Pages

O que aprendi com o debate sobre o Uber


Não riam, por favor, mas nunca usei Uber. Faz uns dois anos que não ando de táxi. Criei um sistema de vida espartano. Minhas andanças pela cidade sempre são próximas do lugar onde moro. Minha mobilidade dificilmente ultrapassa um raio de um quilômetro do centro. Uso carro próprio ou ando a pé. 

Sou recluso.
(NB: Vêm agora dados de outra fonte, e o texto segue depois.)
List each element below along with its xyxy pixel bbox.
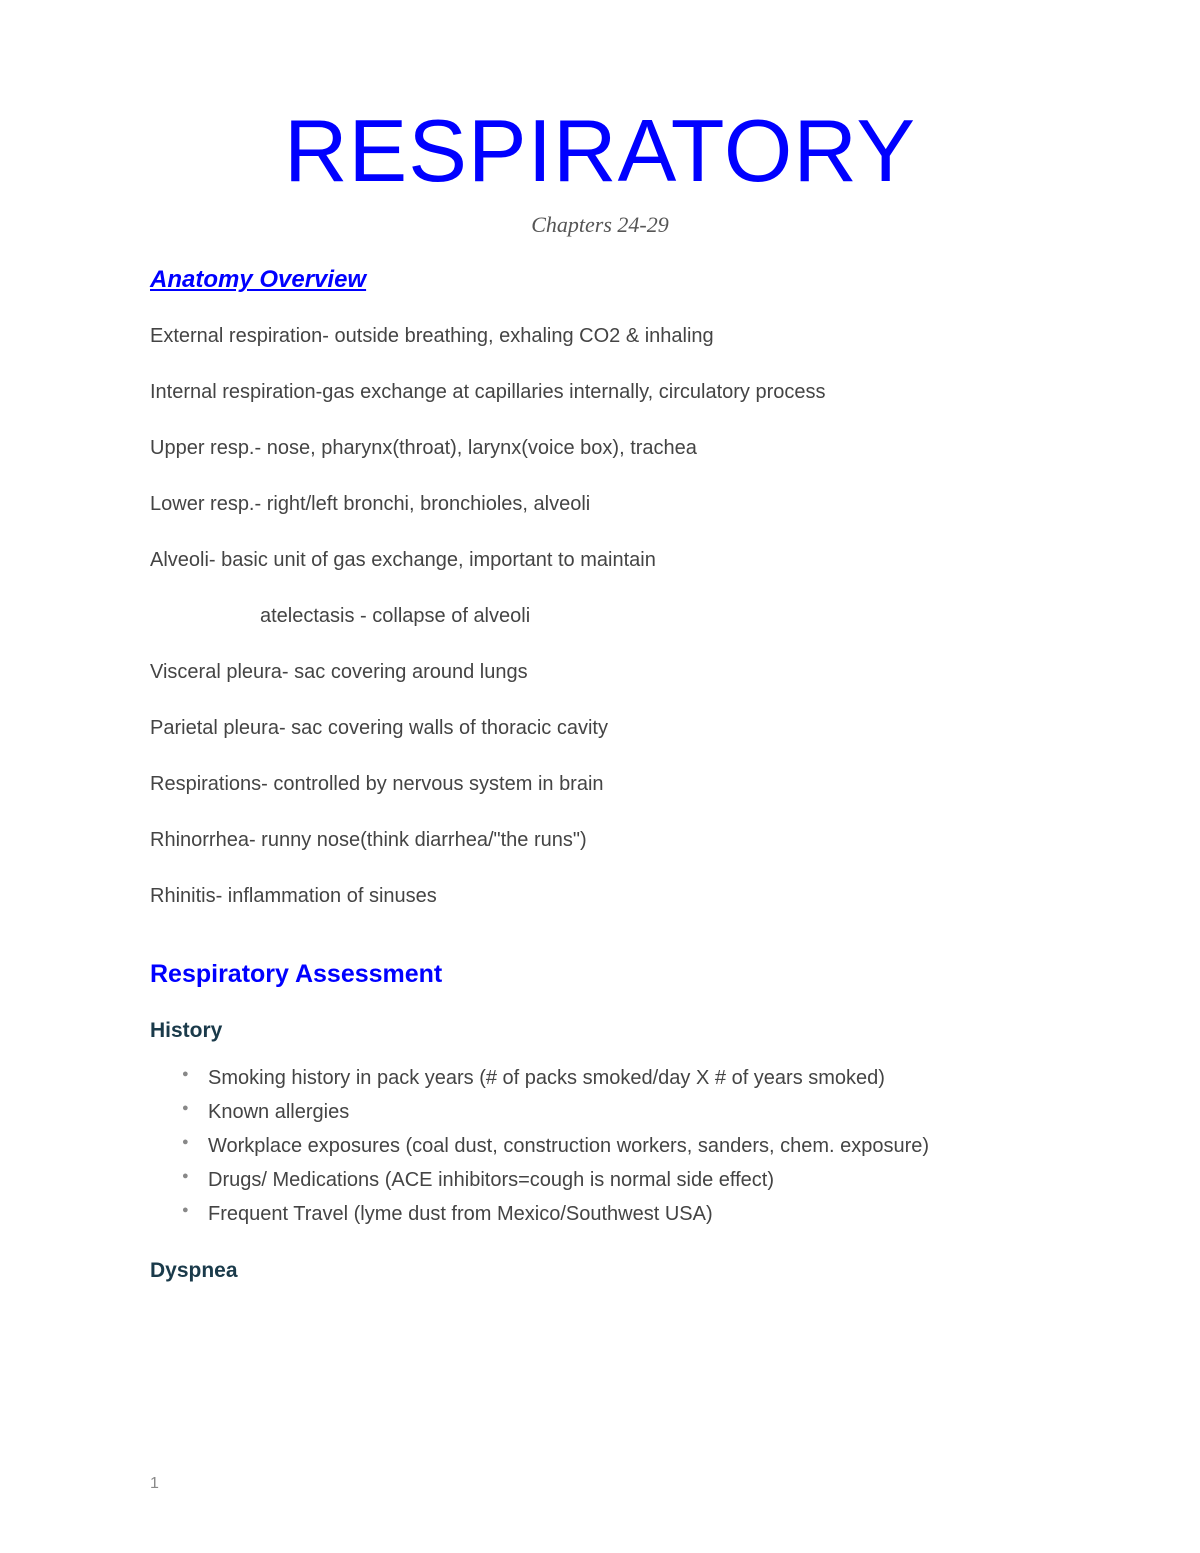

Tenho viajado muito com meus livros e assistindo o canal Netflix.

Entrei nesse debate sobre a regulamentação dos aplicativos de carona remunerada por conta de minha atividade profissional na assessoria do prefeito Marquinhos Trad. 

Em três dias pesquisando, conversando e ouvindo o cacarejar das redes sociais aprendi muita coisa. 

Descobri que a maioria das diaristas que trabalham no meu condomínio usam Uber. Mais: a chamada "uberização" é fenômeno que perpassa classes sociais porque o Brasil, na era PT, ultrapassou os limites da intervenção do Estado na economia, gerando um sentimento de nojo contra qualquer tentativa de regulação de atividades econômicas que fogem ao controle por causa da inovação tecnológica.

Entrei nessa viagem como um navegador do século XV pelos novos mundos inexplorados

No primeiro momento, não gostei da emissão do decreto da prefeitura; achei que seria mais apropriado um projeto de lei, com ampla discussão na Câmara Municipal. 

Mas lendo sobre o que aconteceu em outras Capitais percebi que os vereadores sofrem muita pressão dos lobies e protelam a decisão da regulamentação para as calendas. 

Em São Paulo, o ex-prefeito Haddad fez várias tentativas para aprovar a legalização dos aplicativos e, depois, vendo inúmeros conflitos nas ruas entre taxistas, usuários e Uberistas, decidiu baixar um decreto. Deu certo. Mas a tarifa dos aplicativos elevou-se um pouquinho, coisa de R$ 1,00 por corrida. 

Em Campo Grande há outra realidade estabelecida. O mercado de moto-táxi, táxi e aplicativos envolve cerca de 25 mil pessoas. O transporte coletivo, só para efeito de comparação, envolve cerca de 300 mil usuários. 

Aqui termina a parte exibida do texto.